(Photo credit: Nature.com)
While most people just eat whatever they want, and then let nature takes its course, scientists and doctors want to learn more about our digestive system, and how it all works. A research team at Australia’s RMIT University has developed a swallowable pill, which is no bigger than a regular-sized vitamin pill, that can track the hydrogen, oxygen, and carbon dioxide gases in the human body in real time.
The pill itself is made of gas-permeable membrane, gas, sensors, a microcontroller, batteries, antennas, and a wireless transmitter. It can stay in the body safely for days, and has already been tested on humans. Speaking of which, the human testing phase involved seven people on low and high-fiber diets, with the pill being able to accurately detect the onset of food fermentation and digestion. The team of scientists used ultrasound to compare the location of the pill inside the body, along with the changes in the gases.

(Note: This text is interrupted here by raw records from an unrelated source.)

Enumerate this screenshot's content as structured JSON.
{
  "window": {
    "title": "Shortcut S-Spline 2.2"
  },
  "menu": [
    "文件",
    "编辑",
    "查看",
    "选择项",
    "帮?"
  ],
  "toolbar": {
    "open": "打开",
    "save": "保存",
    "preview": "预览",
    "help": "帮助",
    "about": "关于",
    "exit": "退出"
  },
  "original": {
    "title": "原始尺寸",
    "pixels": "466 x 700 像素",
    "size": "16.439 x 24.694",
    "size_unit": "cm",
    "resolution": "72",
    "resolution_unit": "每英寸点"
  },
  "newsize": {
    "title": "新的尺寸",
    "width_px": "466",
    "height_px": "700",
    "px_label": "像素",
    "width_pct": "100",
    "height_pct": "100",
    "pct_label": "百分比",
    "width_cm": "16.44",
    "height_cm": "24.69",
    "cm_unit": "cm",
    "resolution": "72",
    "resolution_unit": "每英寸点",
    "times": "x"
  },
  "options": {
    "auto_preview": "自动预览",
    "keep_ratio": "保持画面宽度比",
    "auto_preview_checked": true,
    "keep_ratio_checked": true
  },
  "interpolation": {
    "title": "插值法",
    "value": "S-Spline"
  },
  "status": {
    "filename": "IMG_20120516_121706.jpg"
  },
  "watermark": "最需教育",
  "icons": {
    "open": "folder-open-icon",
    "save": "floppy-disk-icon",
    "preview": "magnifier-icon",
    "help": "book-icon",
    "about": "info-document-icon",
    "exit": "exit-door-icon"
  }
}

There has been talks with the team behind the tech to commercialize the capsule, with co-inventor Kyle Berean stating, “Our ingestible sensors offer a potential diagnostic tool for many disorders of the gut from food nutrient malabsorption to colon cancer. It is good news that a less invasive procedure will now be an option for so many people in the future”
Will this see the light of day or just be a fart in the wind when it comes to medical advancements? Given how it can give doctors and scientists a new way of looking into our health (this way instead of colonoscopies), let’s hope this tech becomes available commercially soon.